Calling his grandfather “one of the greatest people I know,” Jay said: “Thinking back where I was a kid — and it was the same thing with my other grandpa, which is like the most beautiful thing in the world as a kid — is that they always had time for you. They always had time to play games, tell stories, roughhouse, or whatever it is. Jack was always there engaging me, teaching me, asking me questions, taking interest. And he’s the same way with all the other grandchildren. He’s a blast to be around.”
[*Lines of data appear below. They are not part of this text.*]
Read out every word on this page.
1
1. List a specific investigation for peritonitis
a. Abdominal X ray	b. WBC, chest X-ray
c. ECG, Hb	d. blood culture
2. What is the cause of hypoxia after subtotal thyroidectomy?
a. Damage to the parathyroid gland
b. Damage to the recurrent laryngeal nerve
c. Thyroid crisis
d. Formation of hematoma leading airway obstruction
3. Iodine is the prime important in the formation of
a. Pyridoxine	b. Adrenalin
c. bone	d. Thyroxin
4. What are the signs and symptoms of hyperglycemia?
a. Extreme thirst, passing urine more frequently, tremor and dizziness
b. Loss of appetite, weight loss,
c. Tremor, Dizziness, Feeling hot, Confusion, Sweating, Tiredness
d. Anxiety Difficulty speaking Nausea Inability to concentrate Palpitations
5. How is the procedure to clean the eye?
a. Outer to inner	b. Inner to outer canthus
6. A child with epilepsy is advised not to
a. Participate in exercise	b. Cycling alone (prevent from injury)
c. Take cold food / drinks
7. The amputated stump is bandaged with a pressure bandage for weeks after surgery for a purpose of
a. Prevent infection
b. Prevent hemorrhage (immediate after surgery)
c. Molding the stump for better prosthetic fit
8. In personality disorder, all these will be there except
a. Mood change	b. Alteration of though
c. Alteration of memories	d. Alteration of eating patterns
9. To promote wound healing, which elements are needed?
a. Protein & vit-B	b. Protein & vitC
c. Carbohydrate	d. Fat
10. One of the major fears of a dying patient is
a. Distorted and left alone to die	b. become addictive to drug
He said his grandmother is “intensely competitive, fiercely loyal. At this stage, she’s a fan, and she’s a very loyal fan of Indiana [where her son-in-law, Tom Crean, is the Hoosiers’ basketball coach], the Ravens, the Niners and all that. But I don’t think there’s ever been a more tenacious fan in the stadium. Even before the game starts, she’s locked in, in the zone. She’s getting after officials and other fans, and it’s amazing to watch.”

Likewise, growing up with a father who was a 14-year NFL quarterback known for his scrappy toughness and intensity helped mold him.

“As a young kid, you scrape your knee or something riding your bike outside and you cry,” Jay said. “Then, you see your dad with an entire leg that’s black and blue. It’s his toughness and competitive nature that stand out.”

Surely, that competitive nature will be evident Sunday in every Harbaugh in the Superdome, whether on the sidelines, in the coaching booth, or in the stands.


“It sounds like a cliché, but it’s a normal game,” Jay said. “The pregame will be a little more interesting and friendly, and that’s really the only difference. I have a lot of respect for that [49ers] organization and the team, just because I know so many of them personally, but that has no effect on anything. In fact, it makes me want to beat them more.”

John Harbaugh thinks Jay could be the key to the game.

“He’s far better than I even anticipated, and I knew he would be great at what he does. The way we look at it… maybe that will tip the scale. Maybe it will be Jay.”